We can now add the agrometeorological stations as red dots to the ggplot-map, supplying the attribute table of “stations_sel” as data source to the function geom_point() and indicating which columns contain the numeric coordinates. As we are working with two different datasets now (“marzes_fort” and “stations_sel”), we have to supply a separate aesthetics mapping to both geom_polygon() and geom_point(), and do not provide a global aesthetics mapping in the ggplot() function itself.

ggplot() +  
  geom_polygon(data=marzes_fort, aes(x=long, y=lat, group=group, fill=X2005), color="black", size=0.25) +
  geom_point(data=stations_sel@data, aes(x = Longi_new, y = Lati_new, group = NULL), col="red") +
  coord_equal() +
  scale_fill_viridis_c()   ## is the same as "scale_fill_gradientn(colors=viridis(10))"
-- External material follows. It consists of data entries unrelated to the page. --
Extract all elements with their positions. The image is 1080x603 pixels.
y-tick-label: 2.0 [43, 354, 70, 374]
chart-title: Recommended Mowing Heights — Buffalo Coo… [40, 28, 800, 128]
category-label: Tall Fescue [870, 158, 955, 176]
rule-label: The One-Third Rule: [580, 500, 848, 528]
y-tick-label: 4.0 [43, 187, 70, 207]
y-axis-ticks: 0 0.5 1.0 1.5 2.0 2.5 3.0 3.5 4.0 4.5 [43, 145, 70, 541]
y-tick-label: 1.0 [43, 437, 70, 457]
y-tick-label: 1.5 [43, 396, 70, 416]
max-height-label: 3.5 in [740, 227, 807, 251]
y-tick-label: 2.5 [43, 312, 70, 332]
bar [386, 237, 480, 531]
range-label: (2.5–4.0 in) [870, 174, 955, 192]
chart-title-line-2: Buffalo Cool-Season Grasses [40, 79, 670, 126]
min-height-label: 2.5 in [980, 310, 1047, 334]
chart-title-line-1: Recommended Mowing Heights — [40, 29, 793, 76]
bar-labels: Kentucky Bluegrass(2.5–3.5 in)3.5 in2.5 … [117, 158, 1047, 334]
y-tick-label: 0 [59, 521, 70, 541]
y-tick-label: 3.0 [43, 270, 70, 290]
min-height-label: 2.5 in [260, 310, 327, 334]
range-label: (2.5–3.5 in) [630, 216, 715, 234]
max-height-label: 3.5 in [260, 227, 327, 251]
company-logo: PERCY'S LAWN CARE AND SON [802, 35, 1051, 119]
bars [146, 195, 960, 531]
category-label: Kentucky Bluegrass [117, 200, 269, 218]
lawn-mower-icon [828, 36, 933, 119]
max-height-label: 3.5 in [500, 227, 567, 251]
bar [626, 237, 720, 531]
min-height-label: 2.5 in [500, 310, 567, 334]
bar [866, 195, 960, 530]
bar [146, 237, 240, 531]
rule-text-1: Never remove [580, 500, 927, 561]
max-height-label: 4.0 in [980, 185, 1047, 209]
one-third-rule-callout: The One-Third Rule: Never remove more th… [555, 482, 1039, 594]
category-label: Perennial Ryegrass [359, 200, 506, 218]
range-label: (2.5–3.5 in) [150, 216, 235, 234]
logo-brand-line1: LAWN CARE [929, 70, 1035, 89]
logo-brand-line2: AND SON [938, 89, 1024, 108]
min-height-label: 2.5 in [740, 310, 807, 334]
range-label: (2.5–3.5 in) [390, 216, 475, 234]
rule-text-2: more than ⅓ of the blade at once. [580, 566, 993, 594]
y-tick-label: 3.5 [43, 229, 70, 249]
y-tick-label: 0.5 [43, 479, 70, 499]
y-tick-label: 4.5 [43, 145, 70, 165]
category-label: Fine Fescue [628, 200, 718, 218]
Let’s use again facets to create several maps at once, one map for each year. To have a column that we can supply to facet_wrap(), we first have to melt “marzes_fort”:

marzes_fort_melt <- melt(marzes_fort, id.vars = c("id", "long", "lat", "order", "hole", "piece", "group", "div_short", "region"))
names(marzes_fort_melt)[10:11] <- c("year", "yield")
marzes_fort_melt$year <- substring(marzes_fort_melt$year, 2)

head(marzes_fort_melt)
id long lat order hole piece group div_short region year yield
0 45.72718 39.60272 1 FALSE 1 0.1 Syunik Syunik 2005 175.1
0 45.69634 39.60340 2 FALSE 1 0.1 Syunik Syunik 2005 175.1
0 45.69286 39.61411 3 FALSE 1 0.1 Syunik Syunik 2005 175.1
0 45.71225 39.64223 4 FALSE 1 0.1 Syunik Syunik 2005 175.1
0 45.71604 39.68062 5 FALSE 1 0.1 Syunik Syunik 2005 175.1
0 45.72947 39.70467 6 FALSE 1 0.1 Syunik Syunik 2005 175.1
ggplot() +  
  geom_polygon(data=marzes_fort_melt, aes(x=long, y=lat, group=group, fill=yield), color="black", size=0.25) +
  geom_point(data=stations_sel@data, aes(x = Longi_new, y = Lati_new, group = NULL), col="red") +
  coord_equal() +
  scale_fill_viridis_c() +
  facet_wrap(~year) +
  ggtitle("Potato yield by year") +
  xlab("") + 
  ylab("")

Congratulations, you made it to the end of the second script of module 1! You can now solve exercises 6-10 in “M01_Exercises_Assignment.Rmd”.